Parti d'une idée développée par Emmanuel Macron  dans son discours des Mureaux, le projet de loi a fait débat pendant de longues semaines après l'assassinat de Samuel Paty. Le ministre de l'Intérieur Gérald Darmanin, pilote du côté de l'exécutif, a dans la dernière ligne droite donné un écho plus dur au projet de loi.

"C'est une offensive laïque extrêmement forte. C'est un texte dur mais nécessaire pour la République", a vanté le ministre de l'Intérieur mardi. Il avait laissé entendre la semaine dernière sur France 2 que la candidate RN à la présidentielle Marine Le Pen était plus "molle" que lui dans la lutte contre l'islamisme.  

Constante dans son opposition, les députés France insoumise ont dénoncé un texte créant un "halo supplémentaire de suspicion" contre les musulmans, et voté, en bloc, contre le projet de loi.

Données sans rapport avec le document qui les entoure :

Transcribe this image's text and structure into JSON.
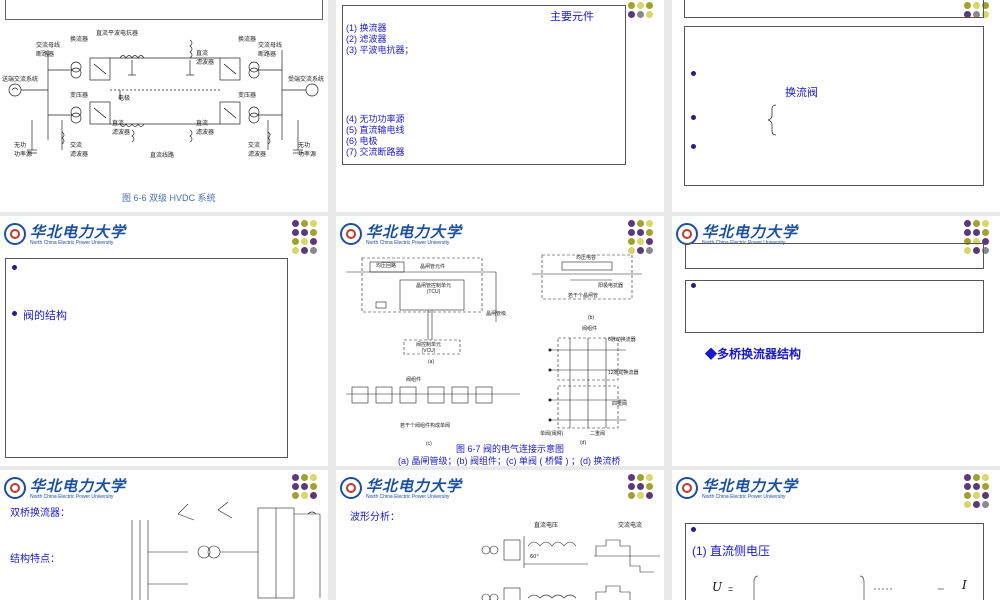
{
  "brand": {
    "logo_cn": "华北电力大学",
    "logo_en": "North China Electric Power University"
  },
  "dot_colors": [
    "#5c3a7a",
    "#9fa32a",
    "#d6d66a",
    "#8a8a8a"
  ],
  "slide1": {
    "caption": "图 6-6   双级 HVDC 系统",
    "labels": {
      "send_ac": "送端交流系统",
      "recv_ac": "受端交流系统",
      "ac_bus_breaker": "交流母线\n断路器",
      "converter": "换流器",
      "transformer": "变压器",
      "dc_reactor": "直流平波电抗器",
      "dc_filter": "直流\n滤波器",
      "electrode": "电极",
      "dc_line": "直流线路",
      "ac_filter": "交流\n滤波器",
      "reactive_power_source": "无功\n功率源"
    }
  },
  "slide2": {
    "title": "主要元件",
    "items": [
      "(1) 换流器",
      "(2) 滤波器",
      "(3) 平波电抗器；",
      "(4) 无功功率源",
      "(5) 直流输电线",
      "(6) 电极",
      "(7) 交流断路器"
    ]
  },
  "slide3": {
    "label": "换流阀"
  },
  "slide4": {
    "label": "阀的结构"
  },
  "slide5": {
    "caption_title": "图 6-7   阀的电气连接示意图",
    "caption_sub": "(a) 晶闸管级；(b) 阀组件；(c) 单阀 ( 桥臂 ) ；(d) 换流桥",
    "diagram_labels": {
      "snubber": "均压回路",
      "thyristor_element": "晶闸管元件",
      "tcu": "晶闸管控制单元\n(TCU)",
      "thyristor_level": "晶闸管级",
      "vcu": "阀控制单元\n(VCU)",
      "grading_cap": "均压电容",
      "anode_reactor": "阳极电抗器",
      "several_thyristor_levels": "若干个晶闸管",
      "valve_module": "阀组件",
      "several_modules": "若干个阀组件构成单阀",
      "six_pulse": "6脉动换流器",
      "twelve_pulse": "12脉动换流器",
      "quad_valve": "四重阀",
      "single_valve": "单阀(阀臂)",
      "double_valve": "二重阀",
      "a": "(a)",
      "b": "(b)",
      "c": "(c)",
      "d": "(d)"
    }
  },
  "slide6": {
    "title": "◆多桥换流器结构"
  },
  "slide7": {
    "title": "双桥换流器：",
    "subtitle": "结构特点："
  },
  "slide8": {
    "title": "波形分析：",
    "dc_voltage": "直流电压",
    "ac_current": "交流电流"
  },
  "slide9": {
    "title": "(1) 直流侧电压",
    "formula_lhs": "U",
    "formula_sub": "=",
    "formula_rhs": "I"
  }
}
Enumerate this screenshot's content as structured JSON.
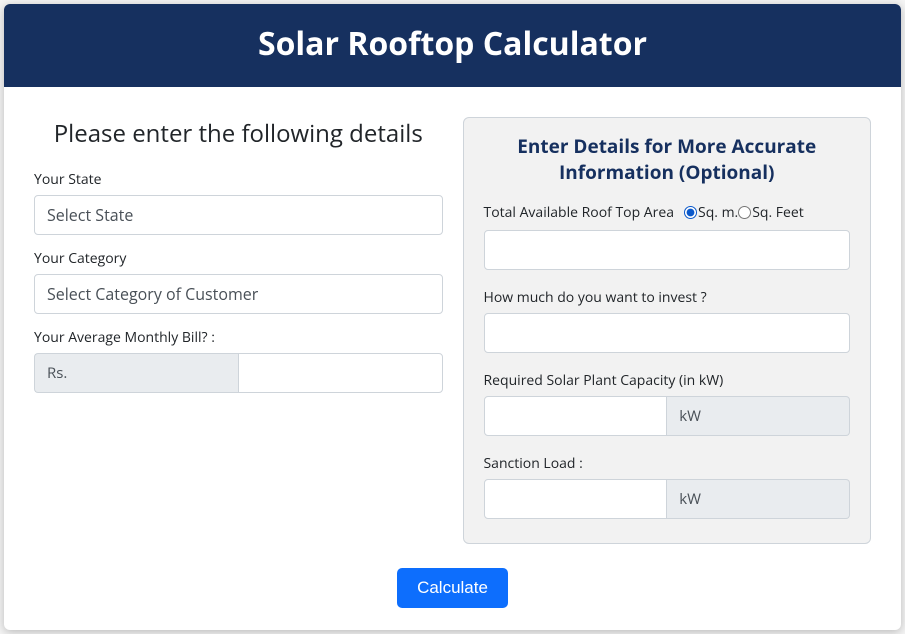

Les oppositions à droite, Rassemblement national et Les Républicains y voient au contraire un texte trop peu ambitieux. La députée (LR) Annie Genevard a ainsi dénoncé une "petit texte pour un grand sujet".

Un sujet qui devrait reprendre de l'ampleur en mars. Au Sénat, Bruno Retailleau, chef de file de la droite majoritaire, a d'ores et déjà annoncé son intention de supprimer l'article controversé sur l'école à domicile, d'introduire explicitement la notion de "séparatisme islamiste" et d'interdire le voile dans les lieux publics.